Desde entonces, nos hemos vuelto muy desconfiados. Seguramente ahora pagan justos por pecadores.


jueves, 3 de octubre de 2019

Otra vez la maldita informática



Hay un libro titulado “Ya está el listo que todo lo sabe”, cuyo autor es el bloguero Alfred López, dedicado a dar respuesta a curiosidades y preguntas que muchos nos hemos hecho en más de una ocasión. Pues bien, a mí se me podría atribuir algo así como “ya está de nuevo el pesado que se queja de todo”. Pero es que es algo más fuerte que yo y no puedo refrenar mis ansias de arremeter contra todo lo que me molesta.
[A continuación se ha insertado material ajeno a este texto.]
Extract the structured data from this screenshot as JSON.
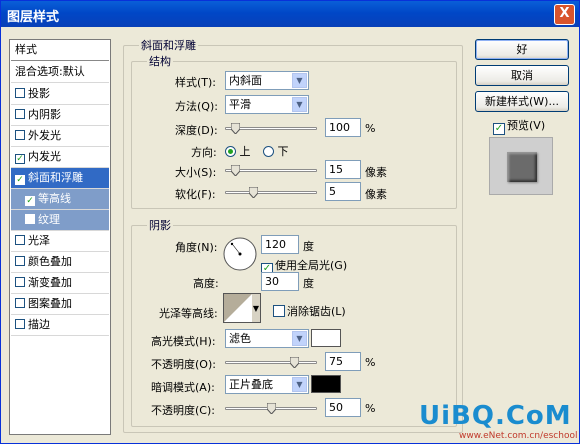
{
  "window": {
    "title": "图层样式",
    "close_glyph": "X"
  },
  "styles": {
    "header": "样式",
    "blend_options": "混合选项:默认",
    "items": [
      {
        "label": "投影",
        "checked": false
      },
      {
        "label": "内阴影",
        "checked": false
      },
      {
        "label": "外发光",
        "checked": false
      },
      {
        "label": "内发光",
        "checked": true
      },
      {
        "label": "斜面和浮雕",
        "checked": true,
        "selected": true
      },
      {
        "label": "等高线",
        "checked": true,
        "sub": true
      },
      {
        "label": "纹理",
        "checked": false,
        "sub": true
      },
      {
        "label": "光泽",
        "checked": false
      },
      {
        "label": "颜色叠加",
        "checked": false
      },
      {
        "label": "渐变叠加",
        "checked": false
      },
      {
        "label": "图案叠加",
        "checked": false
      },
      {
        "label": "描边",
        "checked": false
      }
    ]
  },
  "bevel": {
    "group_title": "斜面和浮雕",
    "structure": {
      "title": "结构",
      "style_label": "样式(T):",
      "style_value": "内斜面",
      "technique_label": "方法(Q):",
      "technique_value": "平滑",
      "depth_label": "深度(D):",
      "depth_value": "100",
      "depth_unit": "%",
      "depth_slider": 0.1,
      "direction_label": "方向:",
      "dir_up": "上",
      "dir_down": "下",
      "size_label": "大小(S):",
      "size_value": "15",
      "size_unit": "像素",
      "size_slider": 0.1,
      "soften_label": "软化(F):",
      "soften_value": "5",
      "soften_unit": "像素",
      "soften_slider": 0.3
    },
    "shading": {
      "title": "阴影",
      "angle_label": "角度(N):",
      "angle_value": "120",
      "angle_unit": "度",
      "global_light_label": "使用全局光(G)",
      "altitude_label": "高度:",
      "altitude_value": "30",
      "altitude_unit": "度",
      "gloss_label": "光泽等高线:",
      "antialias_label": "消除锯齿(L)",
      "highlight_mode_label": "高光模式(H):",
      "highlight_mode_value": "滤色",
      "highlight_color": "#ffffff",
      "highlight_opacity_label": "不透明度(O):",
      "highlight_opacity_value": "75",
      "highlight_opacity_unit": "%",
      "highlight_opacity_slider": 0.75,
      "shadow_mode_label": "暗调模式(A):",
      "shadow_mode_value": "正片叠底",
      "shadow_color": "#000000",
      "shadow_opacity_label": "不透明度(C):",
      "shadow_opacity_value": "50",
      "shadow_opacity_unit": "%",
      "shadow_opacity_slider": 0.5
    }
  },
  "buttons": {
    "ok": "好",
    "cancel": "取消",
    "new_style": "新建样式(W)...",
    "preview": "预览(V)"
  },
  "watermark": {
    "text": "UiBQ.CoM",
    "url": "www.eNet.com.cn/eschool"
  },
  "colors": {
    "accent": "#316ac5",
    "title_bar": "#0047c7"
  }
}
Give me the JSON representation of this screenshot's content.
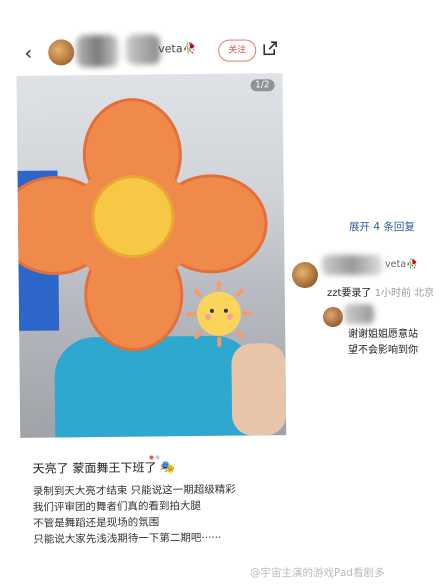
{
  "post": {
    "header": {
      "back_glyph": "‹",
      "username_suffix": "veta",
      "follow_label": "关注"
    },
    "photo_counter": "1/2",
    "title": "天亮了 蒙面舞王下班了",
    "title_emoji": "🎭",
    "body_lines": [
      "录制到天大亮才结束 只能说这一期超级精彩",
      "我们评审团的舞者们真的看到拍大腿",
      "不管是舞蹈还是现场的氛围",
      "只能说大家先浅浅期待一下第二期吧······"
    ]
  },
  "comments": {
    "expand_label": "展开 4 条回复",
    "top_comment": {
      "username_suffix": "veta",
      "text": "zzt要录了",
      "time": "1小时前 北京"
    },
    "reply_lines": [
      "谢谢姐姐愿意站",
      "望不会影响到你"
    ]
  },
  "watermark": "@宇宙主演的游戏Pad看剧多",
  "colors": {
    "follow_red": "#e44444",
    "link_blue": "#2a5fa8",
    "flower_orange": "#f08a4b",
    "flower_center": "#f7c845"
  }
}
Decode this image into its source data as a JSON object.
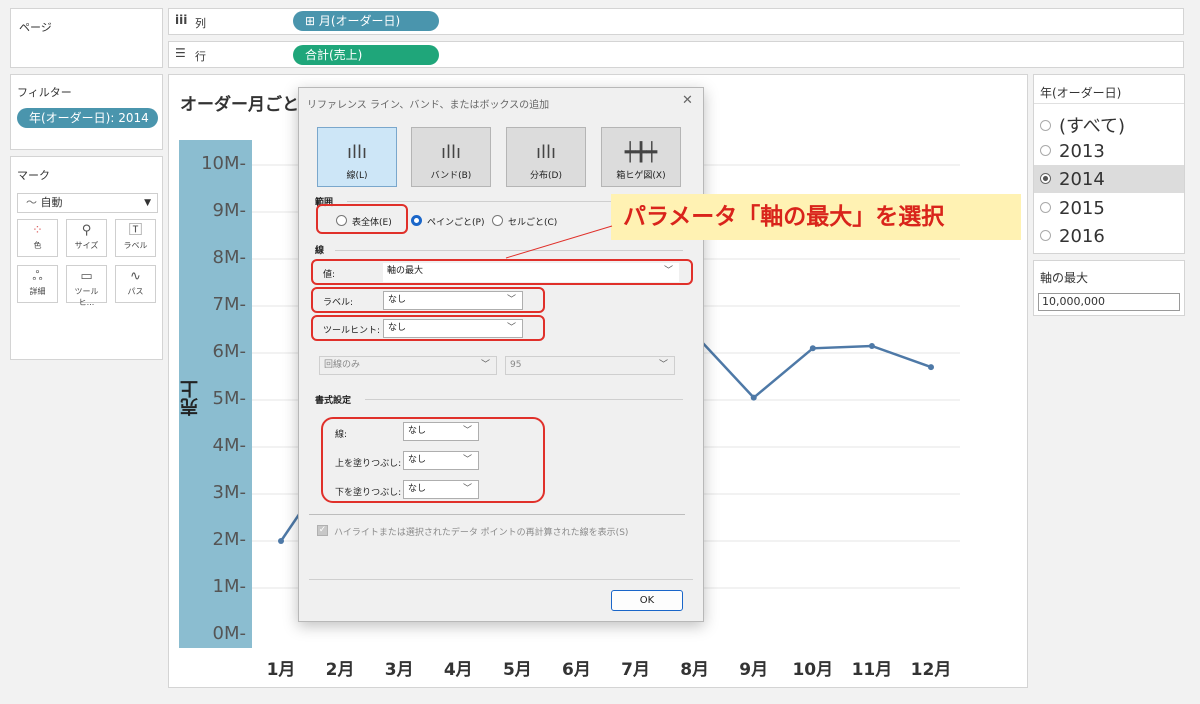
{
  "shelves": {
    "pages_label": "ページ",
    "columns_label": "列",
    "columns_pill": "⊞ 月(オーダー日)",
    "rows_label": "行",
    "rows_pill": "合計(売上)"
  },
  "filters": {
    "title": "フィルター",
    "pill": "年(オーダー日): 2014"
  },
  "marks": {
    "title": "マーク",
    "type": "自動",
    "buttons": [
      {
        "label": "色",
        "icon": "color-icon"
      },
      {
        "label": "サイズ",
        "icon": "size-icon"
      },
      {
        "label": "ラベル",
        "icon": "label-icon"
      },
      {
        "label": "詳細",
        "icon": "detail-icon"
      },
      {
        "label": "ツールヒ...",
        "icon": "tooltip-icon"
      },
      {
        "label": "パス",
        "icon": "path-icon"
      }
    ]
  },
  "chart": {
    "title": "オーダー月ごとの",
    "ylabel": "売上"
  },
  "chart_data": {
    "type": "line",
    "title": "オーダー月ごとの",
    "ylabel": "売上",
    "xlabel": "",
    "y_ticks": [
      "10M",
      "9M",
      "8M",
      "7M",
      "6M",
      "5M",
      "4M",
      "3M",
      "2M",
      "1M",
      "0M"
    ],
    "categories": [
      "1月",
      "2月",
      "3月",
      "4月",
      "5月",
      "6月",
      "7月",
      "8月",
      "9月",
      "10月",
      "11月",
      "12月"
    ],
    "visible_points": [
      {
        "x": "1月",
        "y": 2.0
      },
      {
        "x": "8月",
        "y": 6.4
      },
      {
        "x": "9月",
        "y": 5.05
      },
      {
        "x": "10月",
        "y": 6.1
      },
      {
        "x": "11月",
        "y": 6.15
      },
      {
        "x": "12月",
        "y": 5.7
      }
    ],
    "ylim": [
      0,
      10
    ],
    "grid": true,
    "line_color": "#4e79a7"
  },
  "year_filter": {
    "title": "年(オーダー日)",
    "options": [
      "(すべて)",
      "2013",
      "2014",
      "2015",
      "2016"
    ],
    "selected": "2014"
  },
  "axis_param": {
    "title": "軸の最大",
    "value": "10,000,000"
  },
  "dialog": {
    "title": "リファレンス ライン、バンド、またはボックスの追加",
    "close": "✕",
    "type_buttons": [
      "線(L)",
      "バンド(B)",
      "分布(D)",
      "箱ヒゲ図(X)"
    ],
    "scope_title": "範囲",
    "scope_options": [
      "表全体(E)",
      "ペインごと(P)",
      "セルごと(C)"
    ],
    "line_title": "線",
    "value_label": "値:",
    "value_selected": "軸の最大",
    "label_label": "ラベル:",
    "label_selected": "なし",
    "tooltip_label": "ツールヒント:",
    "tooltip_selected": "なし",
    "line_only": "回線のみ",
    "confidence": "95",
    "format_title": "書式設定",
    "format_line_label": "線:",
    "format_line_value": "なし",
    "fill_above_label": "上を塗りつぶし:",
    "fill_above_value": "なし",
    "fill_below_label": "下を塗りつぶし:",
    "fill_below_value": "なし",
    "recalc_checkbox": "ハイライトまたは選択されたデータ ポイントの再計算された線を表示(S)",
    "ok": "OK"
  },
  "annotation": {
    "text": "パラメータ「軸の最大」を選択"
  }
}
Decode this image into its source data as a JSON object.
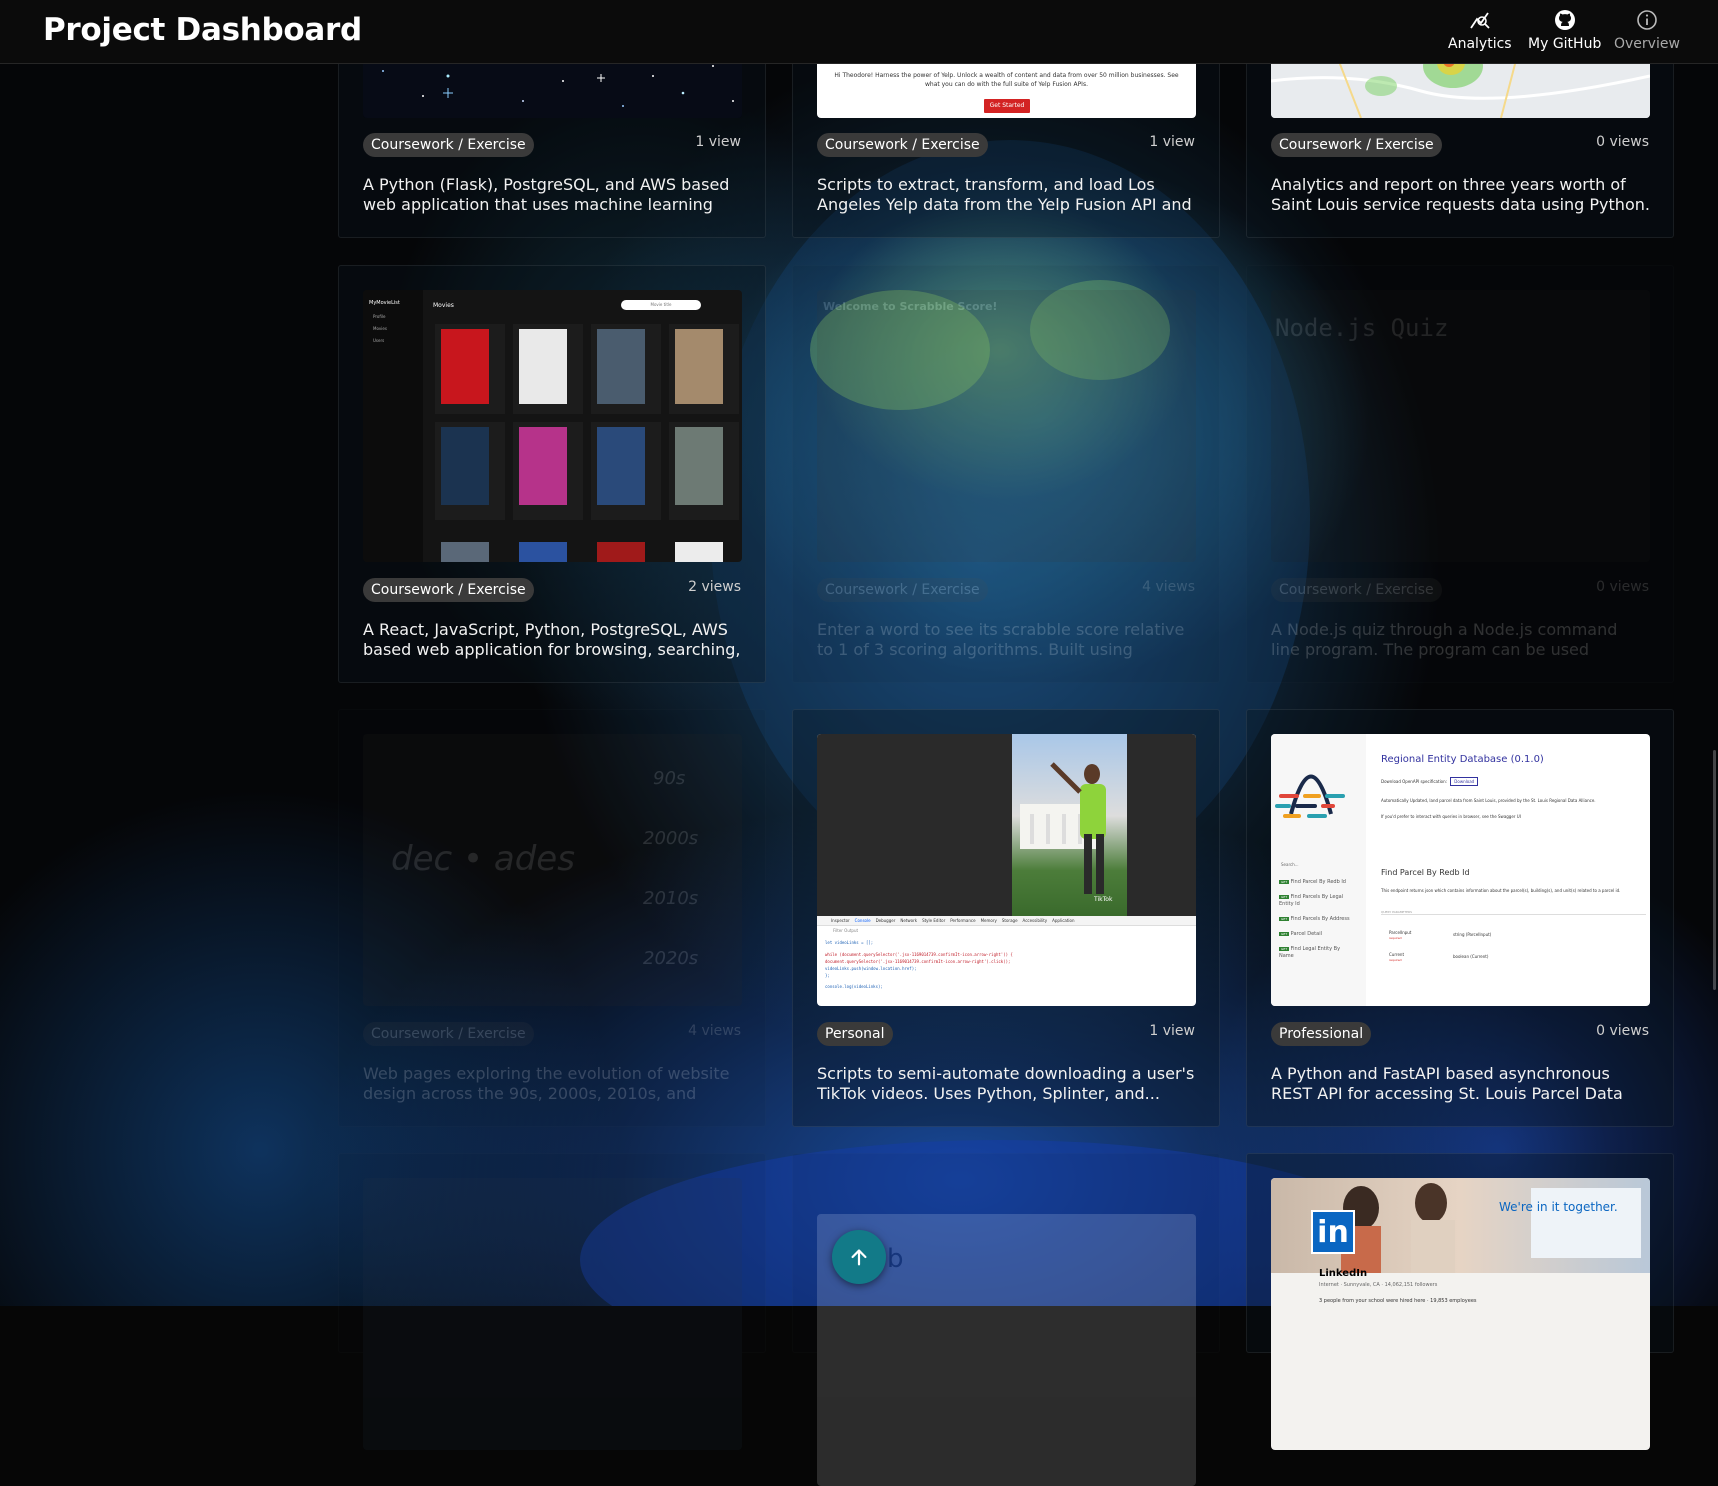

Así pues, siguiendo esta tónica, voy a dedicar hoy este espacio a quejarme, una vez más, de la informática y sus inconmensurables desmanes y misterios.

Son muchos los disgustos que la informática me ha dado y, siendo sincero, no todos atribuibles a sus programas o aplicaciones, sino, muy probablemente, a mi falta de conocimientos y torpeza. Estos fallos me los tengo que tragar y entonar el mea culpa. Uno sabe lo que sabe y a mi edad no se pueden esperar prodigios. Pero lo que realmente me subleva son los fallos “de origen” y que te dejan con el culo al aire, debiendo recurrir a un auxilio externo. El más grave y reciente tuvo lugar el día antes de marcharme de vacaciones.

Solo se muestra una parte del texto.